Anne Frank Human Rights Memorial | |
Map: | Idaho |
Type: | Cenotaph complex and educational park |
Location: | Near the Boise Public Library |
Nearest City: | Boise, Idaho |
Coordinates: | 43.6099°N -116.2087°W |
Area: | 0.81acres |
The Anne Frank Human Rights Memorial is a 0.81acres cenotaph complex and educational park in Boise, Idaho near the Boise Public Library and the Greenbelt, the centerpiece of which is a statue of Anne Frank; it is jointly maintained by the Wassmuth Center for Human Rights and the Boise Department of Parks and Recreation, and is the only human rights memorial in the U.S.[1] Designed by Idaho Falls architect Kurt Karst, a sapling of the Anne Frank Tree and quotations from some sixty notables and unknowns (including poets, activists, politicians and diplomats, those who survived the Holocaust, and those who did not) are prominent installations.[2] It also features one of the few installations where the full text of the Universal Declaration of Human Rights is on permanent public display. The park has been recognized and accepted by the International Coalition of Sites of Conscience.[3] It was thoroughly renovated in September 2018, with an outdoor classroom and a new sculpture, "The Spiral of Injustice."[4]
Museum researcher Brigitte Sion has written that in seeking to use Anne Frank as a symbol for various universal and parochial issues, the memorial offers a sanitized version of Anne Frank that denies the reality of her history.
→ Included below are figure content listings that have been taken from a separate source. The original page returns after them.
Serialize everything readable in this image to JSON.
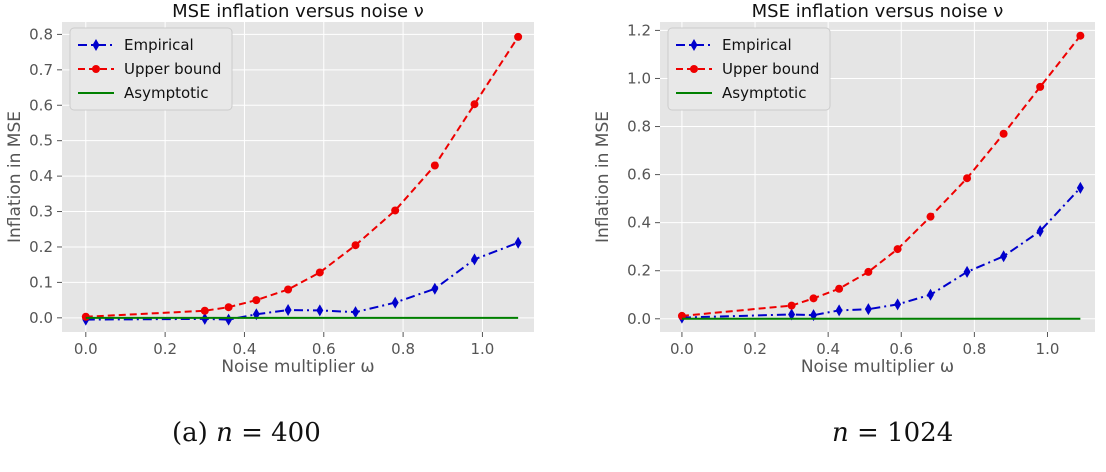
{
  "chart_data": [
    {
      "type": "line",
      "title": "MSE inflation versus noise ν",
      "xlabel": "Noise multiplier ω",
      "ylabel": "Inflation in MSE",
      "xlim": [
        -0.06,
        1.13
      ],
      "ylim": [
        -0.04,
        0.835
      ],
      "xticks": [
        0.0,
        0.2,
        0.4,
        0.6,
        0.8,
        1.0
      ],
      "xtick_labels": [
        "0.0",
        "0.2",
        "0.4",
        "0.6",
        "0.8",
        "1.0"
      ],
      "yticks": [
        0.0,
        0.1,
        0.2,
        0.3,
        0.4,
        0.5,
        0.6,
        0.7,
        0.8
      ],
      "ytick_labels": [
        "0.0",
        "0.1",
        "0.2",
        "0.3",
        "0.4",
        "0.5",
        "0.6",
        "0.7",
        "0.8"
      ],
      "grid": true,
      "legend": "top-left",
      "series": [
        {
          "name": "Empirical",
          "color": "#0000cc",
          "dash": "dashdot",
          "marker": "diamond",
          "x": [
            0.0,
            0.3,
            0.36,
            0.43,
            0.51,
            0.59,
            0.68,
            0.78,
            0.88,
            0.98,
            1.09
          ],
          "y": [
            -0.005,
            -0.003,
            -0.005,
            0.01,
            0.022,
            0.021,
            0.016,
            0.043,
            0.082,
            0.165,
            0.212
          ]
        },
        {
          "name": "Upper bound",
          "color": "#ee0000",
          "dash": "dashed",
          "marker": "circle",
          "x": [
            0.0,
            0.3,
            0.36,
            0.43,
            0.51,
            0.59,
            0.68,
            0.78,
            0.88,
            0.98,
            1.09
          ],
          "y": [
            0.003,
            0.02,
            0.03,
            0.05,
            0.08,
            0.128,
            0.205,
            0.303,
            0.43,
            0.603,
            0.793
          ]
        },
        {
          "name": "Asymptotic",
          "color": "#008000",
          "dash": "solid",
          "marker": "none",
          "x": [
            0.0,
            1.09
          ],
          "y": [
            0.0,
            0.0
          ]
        }
      ]
    },
    {
      "type": "line",
      "title": "MSE inflation versus noise ν",
      "xlabel": "Noise multiplier ω",
      "ylabel": "Inflation in MSE",
      "xlim": [
        -0.06,
        1.13
      ],
      "ylim": [
        -0.055,
        1.235
      ],
      "xticks": [
        0.0,
        0.2,
        0.4,
        0.6,
        0.8,
        1.0
      ],
      "xtick_labels": [
        "0.0",
        "0.2",
        "0.4",
        "0.6",
        "0.8",
        "1.0"
      ],
      "yticks": [
        0.0,
        0.2,
        0.4,
        0.6,
        0.8,
        1.0,
        1.2
      ],
      "ytick_labels": [
        "0.0",
        "0.2",
        "0.4",
        "0.6",
        "0.8",
        "1.0",
        "1.2"
      ],
      "grid": true,
      "legend": "top-left",
      "series": [
        {
          "name": "Empirical",
          "color": "#0000cc",
          "dash": "dashdot",
          "marker": "diamond",
          "x": [
            0.0,
            0.3,
            0.36,
            0.43,
            0.51,
            0.59,
            0.68,
            0.78,
            0.88,
            0.98,
            1.09
          ],
          "y": [
            0.005,
            0.018,
            0.015,
            0.035,
            0.04,
            0.06,
            0.1,
            0.195,
            0.26,
            0.365,
            0.545
          ]
        },
        {
          "name": "Upper bound",
          "color": "#ee0000",
          "dash": "dashed",
          "marker": "circle",
          "x": [
            0.0,
            0.3,
            0.36,
            0.43,
            0.51,
            0.59,
            0.68,
            0.78,
            0.88,
            0.98,
            1.09
          ],
          "y": [
            0.012,
            0.055,
            0.085,
            0.125,
            0.195,
            0.29,
            0.425,
            0.585,
            0.77,
            0.965,
            1.178
          ]
        },
        {
          "name": "Asymptotic",
          "color": "#008000",
          "dash": "solid",
          "marker": "none",
          "x": [
            0.0,
            1.09
          ],
          "y": [
            0.0,
            0.0
          ]
        }
      ]
    }
  ],
  "captions": [
    {
      "prefix": "(a) ",
      "var": "n",
      "rest": " = 400"
    },
    {
      "prefix": "",
      "var": "n",
      "rest": " = 1024"
    }
  ]
}
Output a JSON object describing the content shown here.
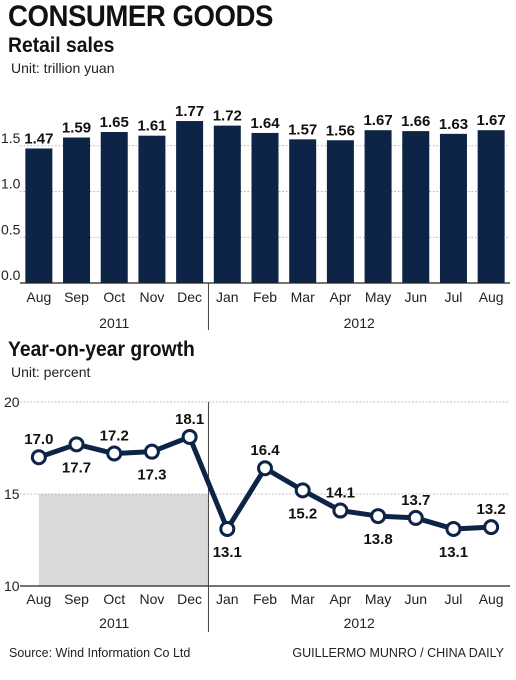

Sion writes "Nothing in the Boise memorial's mission statement, its official literature, or at the site itself directly identifies Anne Frank as a Jewish victim of the Holocaust or explains the reason for her hiding, let alone for her arrest, deportation, and death in a Nazi concentration camp".[5]
The site not only serves as a convenient staging area for rallies, marches, and protests (and more generally as a contemplative spot), it is where the Boise Police Department takes their newly commissioned officers before field training.[6] [7]
In early May 2017 the plaque featuring the beginning of the complete Universal Declaration of Human Rights was vandalized with antisemitic graffiti in red marker; more generally two different areas of the site were also defaced over the next few days with racist slurs against black people and Jews causing $20,000 in damage, due in part to the botched initial attempts at repair.[8] [9] The vandalism, the first since the memorial's dedication in 2002, is being investigated as a potential hate crime, and numerous donations for repair have poured in.[10]
In December 2020, the memorial was defamed with pieces of paper reading "we are everywhere" and depiction of a swastika.[11] This prompted Mayor Lauren McLean to say, "Bad actors who use racist and violent rhetoric are not welcome in this community."[12]